Più che dal vino tecnicamente perfetto, il piacere scaturisce dal vino-emozione. La ricerca di questi rari nettari, il cui assaggio da solo costituisce un’esperienza e giustifica la costruzione di un evento, ci ha condotti in un angolo estremo del Friuli, sulle colline che circondano Oslavia, a cavallo fra Italia e Slovenia, dove campeggia una casa circondata da una vigna: è la dimora di Josko Gravner, produttore vinicolo anarchico e sognatore, e la vigna è quella dove nasce la sua “ribolla”.
I successi degli anni ’90 buttati alle spalle, Josko ha sempre fatto il vino che piace soprattutto a lui e adesso affina la sua ribolla in anfore di terracotta interrate.
Quel che abbiamo bevuto ieri sera al wine-bar Cairoli, in cordata quattro bevitori, è la versione dell’annata 2003.

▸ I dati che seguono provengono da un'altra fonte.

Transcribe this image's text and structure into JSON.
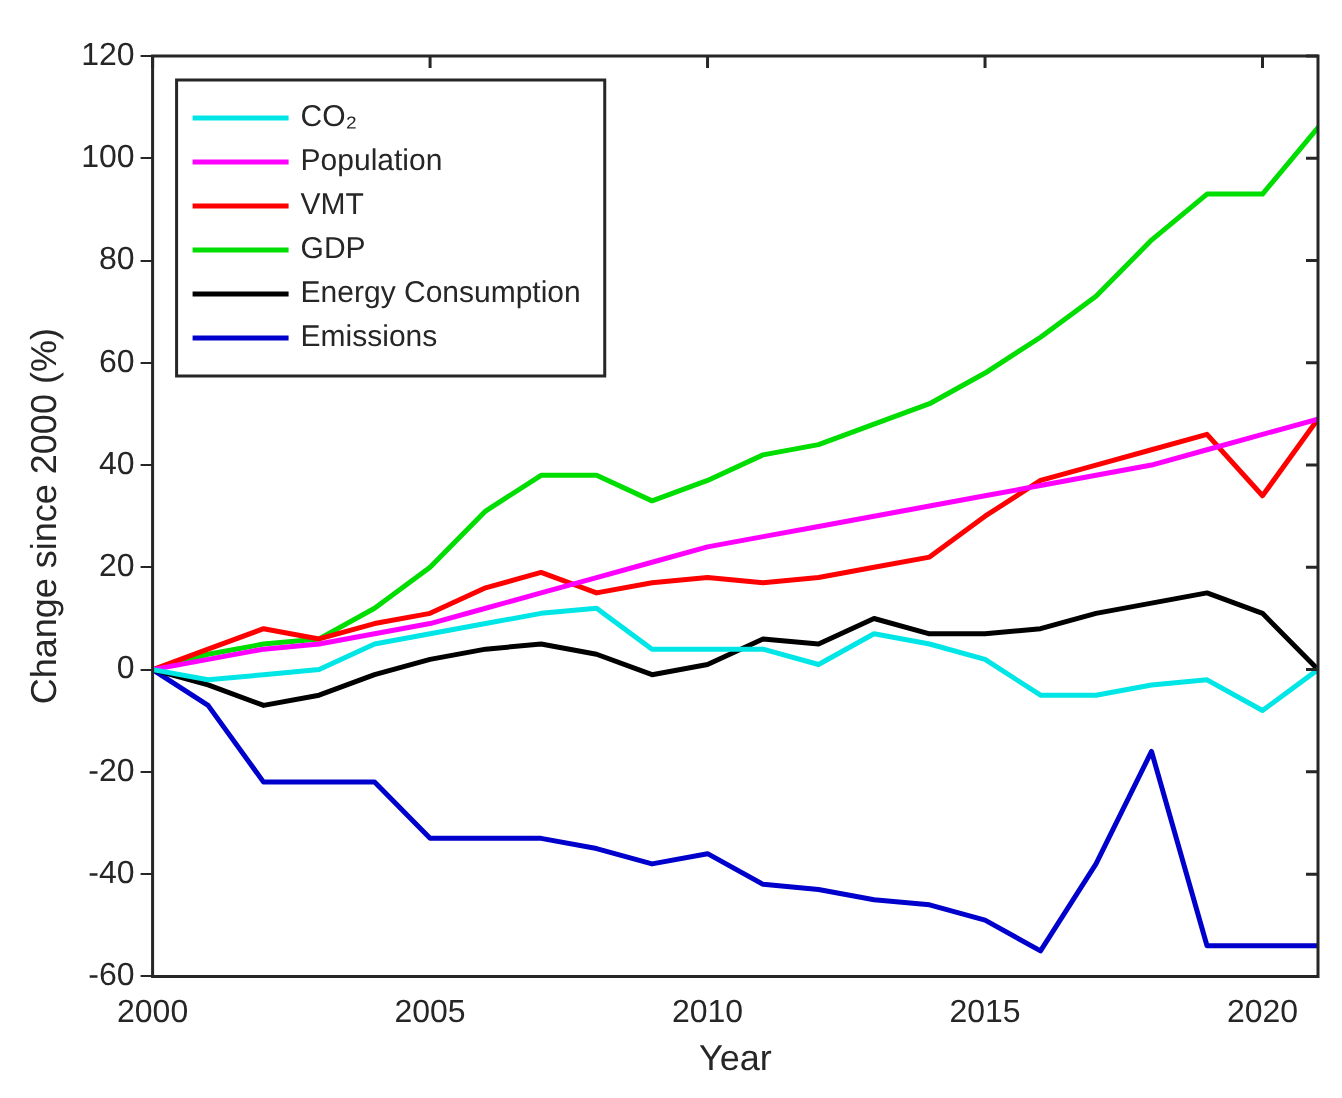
{
  "chart_data": {
    "type": "line",
    "xlabel": "Year",
    "ylabel": "Change since 2000 (%)",
    "x": [
      2000,
      2001,
      2002,
      2003,
      2004,
      2005,
      2006,
      2007,
      2008,
      2009,
      2010,
      2011,
      2012,
      2013,
      2014,
      2015,
      2016,
      2017,
      2018,
      2019,
      2020,
      2021
    ],
    "xlim": [
      2000,
      2021
    ],
    "xticks": [
      2000,
      2005,
      2010,
      2015,
      2020
    ],
    "ylim": [
      -60,
      120
    ],
    "yticks": [
      -60,
      -40,
      -20,
      0,
      20,
      40,
      60,
      80,
      100,
      120
    ],
    "grid": false,
    "legend": "top left",
    "marker": "none",
    "line_style": "solid",
    "series": [
      {
        "name": "CO₂",
        "color": "#00e6e6",
        "values": [
          0,
          -2,
          -1,
          0,
          5,
          7,
          9,
          11,
          12,
          4,
          4,
          4,
          1,
          7,
          5,
          2,
          -5,
          -5,
          -3,
          -2,
          -8,
          0
        ]
      },
      {
        "name": "Population",
        "color": "#ff00ff",
        "values": [
          0,
          2,
          4,
          5,
          7,
          9,
          12,
          15,
          18,
          21,
          24,
          26,
          28,
          30,
          32,
          34,
          36,
          38,
          40,
          43,
          46,
          49
        ]
      },
      {
        "name": "VMT",
        "color": "#ff0000",
        "values": [
          0,
          4,
          8,
          6,
          9,
          11,
          16,
          19,
          15,
          17,
          18,
          17,
          18,
          20,
          22,
          30,
          37,
          40,
          43,
          46,
          34,
          49
        ]
      },
      {
        "name": "GDP",
        "color": "#00dd00",
        "values": [
          0,
          3,
          5,
          6,
          12,
          20,
          31,
          38,
          38,
          33,
          37,
          42,
          44,
          48,
          52,
          58,
          65,
          73,
          84,
          93,
          93,
          106
        ]
      },
      {
        "name": "Energy Consumption",
        "color": "#000000",
        "values": [
          0,
          -3,
          -7,
          -5,
          -1,
          2,
          4,
          5,
          3,
          -1,
          1,
          6,
          5,
          10,
          7,
          7,
          8,
          11,
          13,
          15,
          11,
          0
        ]
      },
      {
        "name": "Emissions",
        "color": "#0000cc",
        "values": [
          0,
          -7,
          -22,
          -22,
          -22,
          -33,
          -33,
          -33,
          -35,
          -38,
          -36,
          -42,
          -43,
          -45,
          -46,
          -49,
          -55,
          -38,
          -16,
          -54,
          -54,
          -54
        ]
      }
    ]
  }
}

Vino da un grappolo per pianta.
Da agricoltura “totalmente” biodinamica.
Non c’era nulla di usuale nel bicchiere.
L’aspetto abbastanza limpido mostrava un colore giallo virante sul ramato dalla tonalità mai vista prima.

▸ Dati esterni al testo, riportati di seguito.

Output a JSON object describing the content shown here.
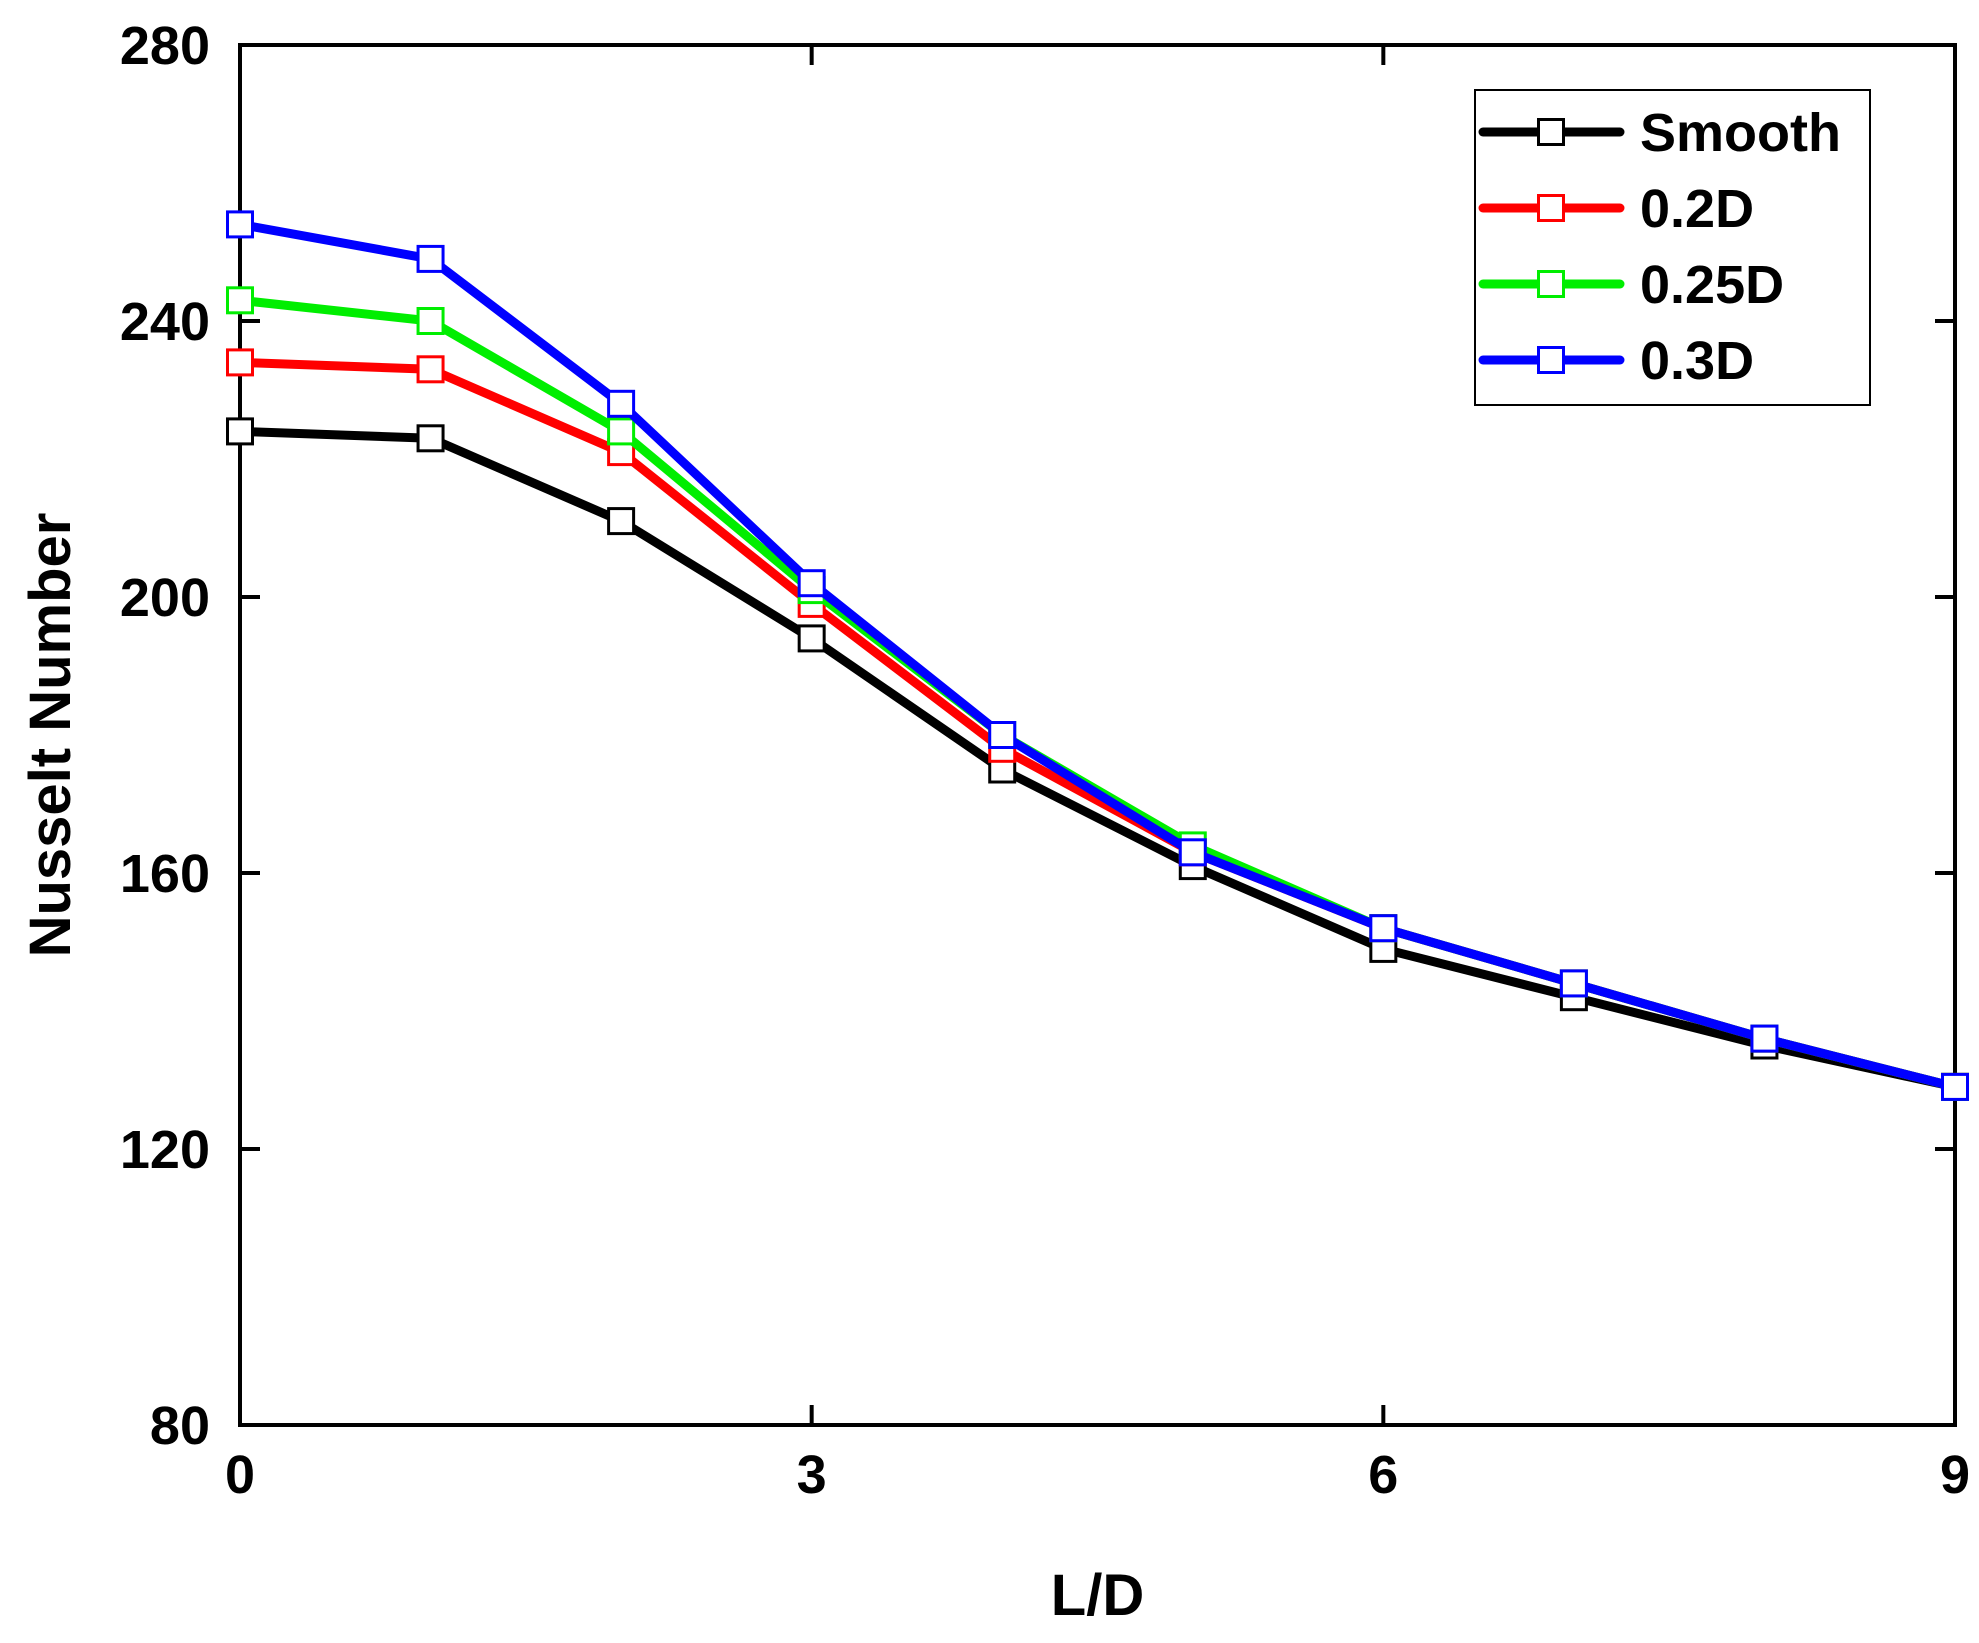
{
  "chart_data": {
    "type": "line",
    "title": "",
    "xlabel": "L/D",
    "ylabel": "Nusselt Number",
    "xlim": [
      0,
      9
    ],
    "ylim": [
      80,
      280
    ],
    "xticks": [
      0,
      3,
      6,
      9
    ],
    "xtick_labels": [
      "0",
      "3",
      "6",
      "9"
    ],
    "yticks": [
      80,
      120,
      160,
      200,
      240,
      280
    ],
    "ytick_labels": [
      "80",
      "120",
      "160",
      "200",
      "240",
      "280"
    ],
    "grid": false,
    "legend_position": "top-right",
    "marker": "hollow-square",
    "x": [
      0,
      1,
      2,
      3,
      4,
      5,
      6,
      7,
      8,
      9
    ],
    "series": [
      {
        "name": "Smooth",
        "color": "#000000",
        "values": [
          224,
          223,
          211,
          194,
          175,
          161,
          149,
          142,
          135,
          129
        ]
      },
      {
        "name": "0.2D",
        "color": "#ff0000",
        "values": [
          234,
          233,
          221,
          199,
          178,
          163,
          152,
          144,
          136,
          129
        ]
      },
      {
        "name": "0.25D",
        "color": "#00ee00",
        "values": [
          243,
          240,
          224,
          201,
          180,
          164,
          152,
          144,
          136,
          129
        ]
      },
      {
        "name": "0.3D",
        "color": "#0000ff",
        "values": [
          254,
          249,
          228,
          202,
          180,
          163,
          152,
          144,
          136,
          129
        ]
      }
    ]
  }
}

Allo scuotimento rotatorio di rito, più che rigate di lacrime glicerinose, le pareti del bicchiere esibivano un drappeggio compatto dalla consistenza oleosa.

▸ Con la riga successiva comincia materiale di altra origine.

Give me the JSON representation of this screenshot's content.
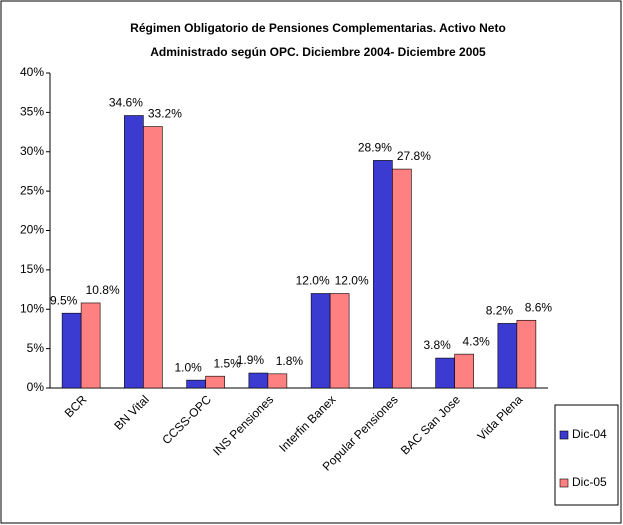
{
  "chart_data": {
    "type": "bar",
    "title": "Régimen Obligatorio de Pensiones Complementarias. Activo Neto",
    "subtitle": "Administrado según OPC. Diciembre 2004- Diciembre 2005",
    "categories": [
      "BCR",
      "BN Vital",
      "CCSS-OPC",
      "INS Pensiones",
      "Interfin Banex",
      "Popular Pensiones",
      "BAC San Jose",
      "Vida Plena"
    ],
    "series": [
      {
        "name": "Dic-04",
        "color": "#3b3bd1",
        "values": [
          9.5,
          34.6,
          1.0,
          1.9,
          12.0,
          28.9,
          3.8,
          8.2
        ],
        "value_labels": [
          "9.5%",
          "34.6%",
          "1.0%",
          "1.9%",
          "12.0%",
          "28.9%",
          "3.8%",
          "8.2%"
        ]
      },
      {
        "name": "Dic-05",
        "color": "#ff8080",
        "values": [
          10.8,
          33.2,
          1.5,
          1.8,
          12.0,
          27.8,
          4.3,
          8.6
        ],
        "value_labels": [
          "10.8%",
          "33.2%",
          "1.5%",
          "1.8%",
          "12.0%",
          "27.8%",
          "4.3%",
          "8.6%"
        ]
      }
    ],
    "ylim": [
      0,
      40
    ],
    "yticks": [
      {
        "value": 0,
        "label": "0%"
      },
      {
        "value": 5,
        "label": "5%"
      },
      {
        "value": 10,
        "label": "10%"
      },
      {
        "value": 15,
        "label": "15%"
      },
      {
        "value": 20,
        "label": "20%"
      },
      {
        "value": 25,
        "label": "25%"
      },
      {
        "value": 30,
        "label": "30%"
      },
      {
        "value": 35,
        "label": "35%"
      },
      {
        "value": 40,
        "label": "40%"
      }
    ],
    "grid": false,
    "legend": "right"
  }
}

Attoniti, siamo stati seduti a meditare, ad ascoltare il vino che cresceva, ad annusare i profumi che cambiavano.
Prima l’olfatto ha incontrato la castagna. Poi note mentolate.
Quindi origano e humus e, su tutto, l’inconfondibile speziatura terrosa ceduta dalla permanenza nella creta.
Ci vuole pazienza e tempo per provare a stanare “nuances” inedite e sottili, appena sussurrate, metafisiche.
E’ un vino che ti chiude in un angolo, che ti costringe a cambiare approccio e strategia degustativa.
Non si deve e non si può cercare il già noto, ma si è indotti ad inseguire qualcosa di diverso, di più, forse di meglio!
Il piacere di Josko diventa così, progressivamente, il nostro piacere, il piacere della scoperta. La sua esperienza, subliminalmente, si trasferisce  sorso per sorso  nella nostra, arricchendola, completandola.
E’ una sorta di religioso ritorno alla madre terra.
Che serve all’uomo per far nascere l’uva da cui si fa il vino.
Che poi ritorna all’uomo per ritemprarlo, ridargli un sorriso, regalargli scampoli di felicità.
Quando si perviene a simili livelli di coinvolgimento interiore, la semplice bevuta di una bottiglia di vino “normale” sembra quasi banale, ordinaria, pleonastica.
Bere Gravner significa imboccare una strada originale, con i piedi ben piantati nelle radici della storia e la mente sospesa sul baratro immaginifico del vagheggiamento, dove sincreticamente intelligenza e cuore associano il vecchio al nuovo in una sintesi più alta.
Senza possibilità di ritorno alcuno perché se ne smarrisce il percorso.
Solo altre sintesi e altre evoluzioni sono possibili.
Nuove espansioni dei sensi e dei gusti ci attendono di là da venire.